Page MenuHomePhabricator

db2173 HW errors
Closed, ResolvedPublic

Description

db2173 crashed past Saturday with the following errors on its ILO:

-------------------------------------------------------------------------------
Record:      6
Date/Time:   11/12/2022 17:40:28
Source:      system
Severity:    Critical
Description: CPU 1 MEM345 VTT PG voltage is outside of range.
-------------------------------------------------------------------------------
Record:      7
Date/Time:   11/12/2022 17:40:28
Source:      system
Severity:    Critical
Description: CPU 1 MEM345 VPP PG voltage is outside of range.
-------------------------------------------------------------------------------
Record:      8
Date/Time:   11/12/2022 17:41:47
Source:      system
Severity:    Critical
Description: The system board Pfault fail-safe voltage is outside of range.
-------------------------------------------------------------------------------

Event Timeline

I am trying to poweron the host but it is not working:

racadm>>serveraction powerup
Server power operation initiated successfully
racadm>>serveraction powerstatus
Server power status: OFF

I have a case open with Dell

Service Request: 1115331653

@Marostegui main board replaced. The server is back up running.

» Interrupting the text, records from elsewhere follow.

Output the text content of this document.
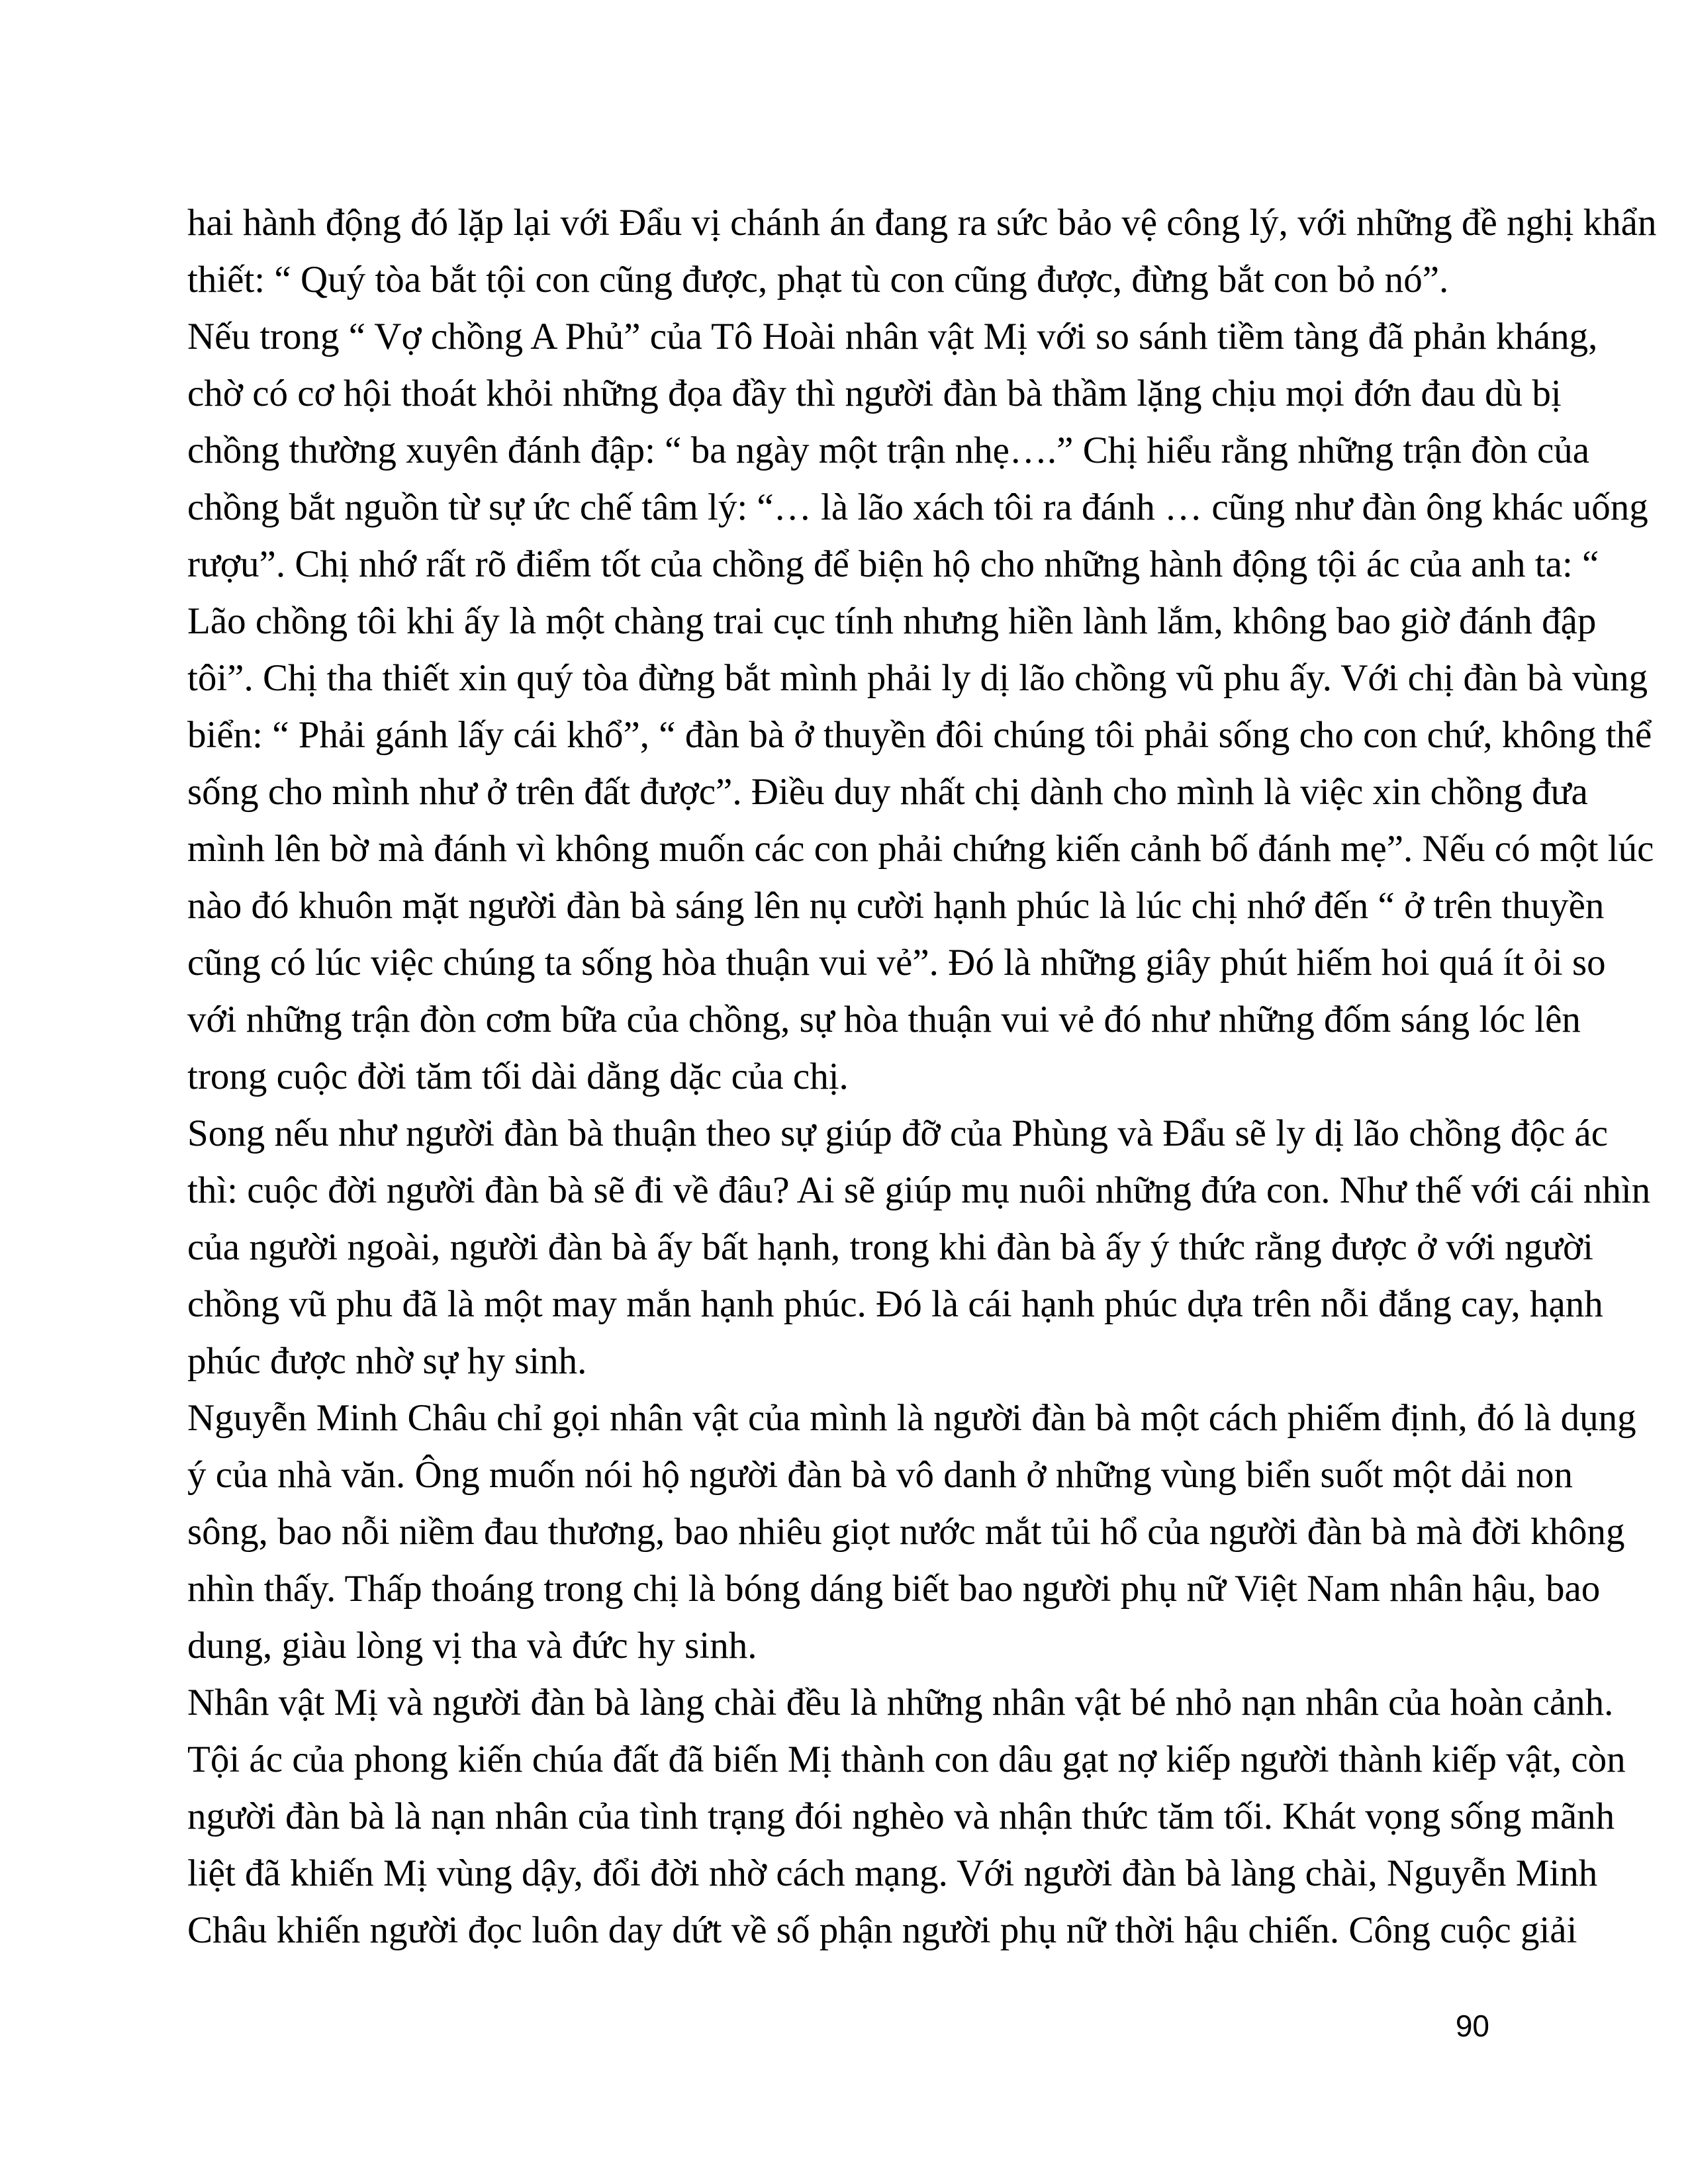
hai hành động đó lặp lại với Đẩu vị chánh án đang ra sức bảo vệ công lý, với những đề nghị khẩn
thiết: “ Quý tòa bắt tội con cũng được, phạt tù con cũng được, đừng bắt con bỏ nó”.
Nếu trong “ Vợ chồng A Phủ” của Tô Hoài nhân vật Mị với so sánh tiềm tàng đã phản kháng,
chờ có cơ hội thoát khỏi những đọa đầy thì người đàn bà thầm lặng chịu mọi đớn đau dù bị
chồng thường xuyên đánh đập: “ ba ngày một trận nhẹ….” Chị hiểu rằng những trận đòn của
chồng bắt nguồn từ sự ức chế tâm lý: “… là lão xách tôi ra đánh … cũng như đàn ông khác uống
rượu”. Chị nhớ rất rõ điểm tốt của chồng để biện hộ cho những hành động tội ác của anh ta: “
Lão chồng tôi khi ấy là một chàng trai cục tính nhưng hiền lành lắm, không bao giờ đánh đập
tôi”. Chị tha thiết xin quý tòa đừng bắt mình phải ly dị lão chồng vũ phu ấy. Với chị đàn bà vùng
biển: “ Phải gánh lấy cái khổ”, “ đàn bà ở thuyền đôi chúng tôi phải sống cho con chứ, không thể
sống cho mình như ở trên đất được”. Điều duy nhất chị dành cho mình là việc xin chồng đưa
mình lên bờ mà đánh vì không muốn các con phải chứng kiến cảnh bố đánh mẹ”. Nếu có một lúc
nào đó khuôn mặt người đàn bà sáng lên nụ cười hạnh phúc là lúc chị nhớ đến “ ở trên thuyền
cũng có lúc việc chúng ta sống hòa thuận vui vẻ”. Đó là những giây phút hiếm hoi quá ít ỏi so
với những trận đòn cơm bữa của chồng, sự hòa thuận vui vẻ đó như những đốm sáng lóc lên
trong cuộc đời tăm tối dài dằng dặc của chị.
Song nếu như người đàn bà thuận theo sự giúp đỡ của Phùng và Đẩu sẽ ly dị lão chồng độc ác
thì: cuộc đời người đàn bà sẽ đi về đâu? Ai sẽ giúp mụ nuôi những đứa con. Như thế với cái nhìn
của người ngoài, người đàn bà ấy bất hạnh, trong khi đàn bà ấy ý thức rằng được ở với người
chồng vũ phu đã là một may mắn hạnh phúc. Đó là cái hạnh phúc dựa trên nỗi đắng cay, hạnh
phúc được nhờ sự hy sinh.
Nguyễn Minh Châu chỉ gọi nhân vật của mình là người đàn bà một cách phiếm định, đó là dụng
ý của nhà văn. Ông muốn nói hộ người đàn bà vô danh ở những vùng biển suốt một dải non
sông, bao nỗi niềm đau thương, bao nhiêu giọt nước mắt tủi hổ của người đàn bà mà đời không
nhìn thấy. Thấp thoáng trong chị là bóng dáng biết bao người phụ nữ Việt Nam nhân hậu, bao
dung, giàu lòng vị tha và đức hy sinh.
Nhân vật Mị và người đàn bà làng chài đều là những nhân vật bé nhỏ nạn nhân của hoàn cảnh.
Tội ác của phong kiến chúa đất đã biến Mị thành con dâu gạt nợ kiếp người thành kiếp vật, còn
người đàn bà là nạn nhân của tình trạng đói nghèo và nhận thức tăm tối. Khát vọng sống mãnh
liệt đã khiến Mị vùng dậy, đổi đời nhờ cách mạng. Với người đàn bà làng chài, Nguyễn Minh
Châu khiến người đọc luôn day dứt về số phận người phụ nữ thời hậu chiến. Công cuộc giải
90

Sorry it took this long to get this fix.

Thanks

Change 864328 had a related patch set uploaded (by Marostegui; author: Marostegui):

[operations/puppet@production] db2173: Enable notifications

https://gerrit.wikimedia.org/r/864328

Change 864328 merged by Marostegui:

[operations/puppet@production] db2173: Enable notifications

https://gerrit.wikimedia.org/r/864328

Host being repooled automatically.